I read her book with a great interest. There are several books by Holocaust survivors who came to Sweden as a result of the rescue actions such as the White buses and White boats at the end of WWII. In Natalie Hess’s book the logistics of the Holocaust and the time of healing, as reflected in the book title, are well presented and well woven with her personal story. I myself have had close contact with several survivors with a similar fate. For the Swedish reader it is of great interest to follow Natalie during her seven years in Sweden -- the important years when moving from the lost childhood and entering life as a teenager. When in Sweden Natalie wants to start her life again. She wants to be Swedish, 100 percent Swedish. She speaks like a native Swede, her thoughts and dreams are in Swedish. One of the issues, however, not directly pointed out, is that in many Swedish families there are several generations living side-by-side, complete with the grandparents, and often also with the great grandparents. Subconsciously she wants to have a second start in her life. That means meeting her only surviving family who lives in the United States. It is amazing that this 15 year old girl takes the decision to move. She writes that it was a decision of the adults on the part of her American relatives but the reader is not so sure of it. Although she spent 7 years in Sweden, she is not a Swedish citizen. She only has Swedish alien passport (?).
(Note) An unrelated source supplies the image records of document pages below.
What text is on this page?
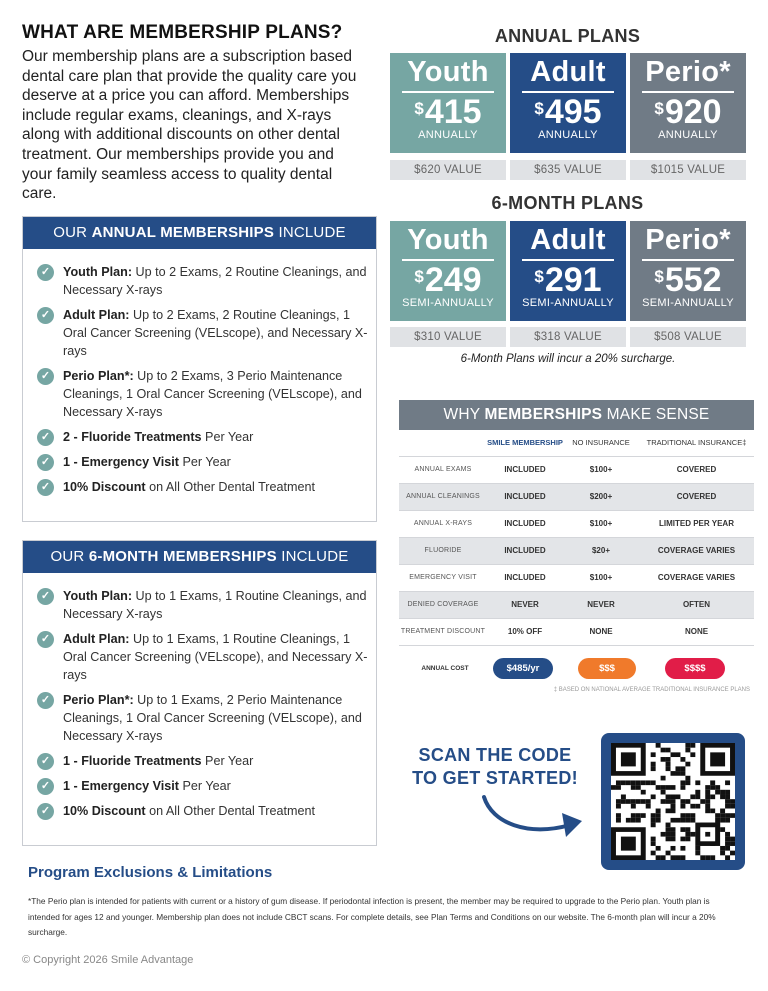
WHAT ARE MEMBERSHIP PLANS?

Our membership plans are a subscription based dental care plan that provide the quality care you deserve at a price you can afford. Memberships include regular exams, cleanings, and X-rays along with additional discounts on other dental treatment. Our memberships provide you and your family seamless access to quality dental care.

OUR ANNUAL MEMBERSHIPS INCLUDE
✓	Youth Plan: Up to 2 Exams, 2 Routine Cleanings, and Necessary X-rays
✓	Adult Plan: Up to 2 Exams, 2 Routine Cleanings, 1 Oral Cancer Screening (VELscope), and Necessary X-rays
✓	Perio Plan*: Up to 2 Exams, 3 Perio Maintenance Cleanings, 1 Oral Cancer Screening (VELscope), and Necessary X-rays
✓	2 - Fluoride Treatments Per Year
✓	1 - Emergency Visit Per Year
✓	10% Discount on All Other Dental Treatment
OUR 6-MONTH MEMBERSHIPS INCLUDE
✓	Youth Plan: Up to 1 Exams, 1 Routine Cleanings, and Necessary X-rays
✓	Adult Plan: Up to 1 Exams, 1 Routine Cleanings, 1 Oral Cancer Screening (VELscope), and Necessary X-rays
✓	Perio Plan*: Up to 1 Exams, 2 Perio Maintenance Cleanings, 1 Oral Cancer Screening (VELscope), and Necessary X-rays
✓	1 - Fluoride Treatments Per Year
✓	1 - Emergency Visit Per Year
✓	10% Discount on All Other Dental Treatment
ANNUAL PLANS
Youth
$415
ANNUALLY
Adult
$495
ANNUALLY
Perio*
$920
ANNUALLY
$620 VALUE	$635 VALUE	$1015 VALUE
6-MONTH PLANS
Youth
$249
SEMI-ANNUALLY
Adult
$291
SEMI-ANNUALLY
Perio*
$552
SEMI-ANNUALLY
$310 VALUE	$318 VALUE	$508 VALUE
6-Month Plans will incur a 20% surcharge.
WHY MEMBERSHIPS MAKE SENSE
	SMILE MEMBERSHIP	NO INSURANCE	TRADITIONAL INSURANCE‡
ANNUAL EXAMS	INCLUDED	$100+	COVERED
ANNUAL CLEANINGS	INCLUDED	$200+	COVERED
ANNUAL X-RAYS	INCLUDED	$100+	LIMITED PER YEAR
FLUORIDE	INCLUDED	$20+	COVERAGE VARIES
EMERGENCY VISIT	INCLUDED	$100+	COVERAGE VARIES
DENIED COVERAGE	NEVER	NEVER	OFTEN
TREATMENT DISCOUNT	10% OFF	NONE	NONE
ANNUAL COST	$485/yr	$$$	$$$$
‡ BASED ON NATIONAL AVERAGE TRADITIONAL INSURANCE PLANS
SCAN THE CODE
TO GET STARTED!
Program Exclusions & Limitations
*The Perio plan is intended for patients with current or a history of gum disease. If periodontal infection is present, the member may be required to upgrade to the Perio plan. Youth plan is intended for ages 12 and younger. Membership plan does not include CBCT scans. For complete details, see Plan Terms and Conditions on our website. The 6-month plan will incur a 20% surcharge.
© Copyright 2026 Smile Advantage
She travels to the USA on the Swedish ocean liner M/S Gripsholm. Two weeks at the sea works like the metamorphosis of the butterfly . From the pupal skin that splits, the adult insect that climbs out and after a while it flies off. An American butterfly. Starting over and over again seems her entire life story. Poland, Sweden, the United States, Israel and back to the USA are not just those countries she lived in, there are places of several "starting over”, restarting new lives. Natalie refused to visit Poland and her Poland for 70 years. She did it only recently when writing her book about her life characterised by "starting overs".
During World War II Swedish ships Drottningholm and the Gripsholm were used as repatriation ships and made 33 voyages to exchange prisoners of war, diplomats, women and children, between the warring nations.